En 1200, tombé amoureux fou Isabelle d'Angoulême alors fiancée à Hugues X de Lusignan, il l’enleva pour l’épouser déclenchant ainsi la colère des nombreux barons français à commencer par Hugues qui s’allia à Arthur Ier de Bretagne. Refusant de se présenter devant Philippe Auguste, le roi de France lui confisqua tous ses fiefs français. La rumeur voulant qu’il ait tué Arthur Ier de Bretagne après l’avoir fait prisonnier et l’emprisonnement de sa nièce, Aliénor de Bretagne lui valurent une réputation d’être impitoyable.
De l’autre côté de la Manche, après avoir réussi à calmer le jeu avec le pape et les barons, Jean décida de reconquérir ses territoires perdus en France. En 1214, la bataille de Bouvines mit un terme à ses prétentions et l’obligea à signer une paix dont les conditions furent irrecevables pour les barons anglais. Et les barons anglais de se révolter et de lui faire signer la Grande Charte qui mettait fin aux abus du pouvoir royal, protégeait les biens et privilèges des barons, comme ceux de l’Eglise, des citoyens de Londres et d’autres villes, et des Gallois.
Puis, sous prétexte d’avoir signé la Charte sous la contrainte, Jean partit en guerre contre ses barons dont une partie offrit le trône d’Angleterre à Louis, fils de Philippe Auguste. Un vrai marasme pour Jean.

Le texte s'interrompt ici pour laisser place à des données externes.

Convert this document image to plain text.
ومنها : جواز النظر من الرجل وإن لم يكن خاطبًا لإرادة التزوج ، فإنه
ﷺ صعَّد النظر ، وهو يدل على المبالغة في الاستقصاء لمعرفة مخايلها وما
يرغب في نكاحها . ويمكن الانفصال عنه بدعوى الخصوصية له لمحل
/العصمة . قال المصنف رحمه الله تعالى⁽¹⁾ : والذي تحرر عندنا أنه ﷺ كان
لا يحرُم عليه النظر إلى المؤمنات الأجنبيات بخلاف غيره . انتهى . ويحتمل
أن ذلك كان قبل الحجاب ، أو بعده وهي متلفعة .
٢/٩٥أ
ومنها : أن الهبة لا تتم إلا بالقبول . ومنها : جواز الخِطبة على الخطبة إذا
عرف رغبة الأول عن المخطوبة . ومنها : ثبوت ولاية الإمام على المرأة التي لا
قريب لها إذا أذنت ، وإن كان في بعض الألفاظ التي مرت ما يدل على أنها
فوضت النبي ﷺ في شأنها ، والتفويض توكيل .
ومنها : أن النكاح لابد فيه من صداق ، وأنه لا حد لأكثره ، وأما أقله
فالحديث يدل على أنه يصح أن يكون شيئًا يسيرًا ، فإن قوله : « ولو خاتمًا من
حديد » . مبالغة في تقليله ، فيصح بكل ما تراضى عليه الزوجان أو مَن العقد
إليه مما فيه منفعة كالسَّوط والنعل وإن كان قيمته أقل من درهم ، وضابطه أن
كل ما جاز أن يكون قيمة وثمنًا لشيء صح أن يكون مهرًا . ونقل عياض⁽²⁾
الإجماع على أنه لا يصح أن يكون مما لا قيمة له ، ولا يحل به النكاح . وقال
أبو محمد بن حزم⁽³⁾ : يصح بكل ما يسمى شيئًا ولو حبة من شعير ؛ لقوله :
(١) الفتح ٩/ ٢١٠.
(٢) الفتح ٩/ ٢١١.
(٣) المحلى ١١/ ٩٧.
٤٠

Contraint de fuir de façon piteuse, il emprunta une route vers les marécages de la région du Wash, près de la mer du Nord. Encombré et ralenti par ses bagages, dont le trésor royal, il s’enfonça dans les marais avant qu’une marée montante ne le surprenne et n’engloutisse dans les sables mouvants tout ce qu’il transportait.
Choqué, victime de la dysenterie, transporté sur une litière, Jean trouva son dernier refuge au château de Newak où il mourut. La rumeur veut qu’on aida à son trépas en l’empoisonnant.
Sur son lit de mort, il confia son fils Henry, le futur Henry III, à l’un de ses fidèles, William marshal, comte de Pembroke.
La dépouille mortelle de Jean, premier roi Plantagenêt à être enseveli en terre anglaise, fut escortée par une troupe de mercenaires jusque la cathédrale de Worcester. Elle fut inhumée auprès des reliques de son saint préféré, saint Wulfstan. En 1232, Henry III commanda son tombeau dans lequel il repose toujours.
En 1797, lors de l’exhumation de son corps, on trouva un squelette vêtu d’une robe damassée, portant des gants et une épée entre les mains.
Ainsi disparut ce monarque qui porta haut l’art de se faire haïr et mépriser par son peuple et ses vassaux. Après un règne désastreux, il laissait un royaume empêtré dans l’anarchie et la guerre civile.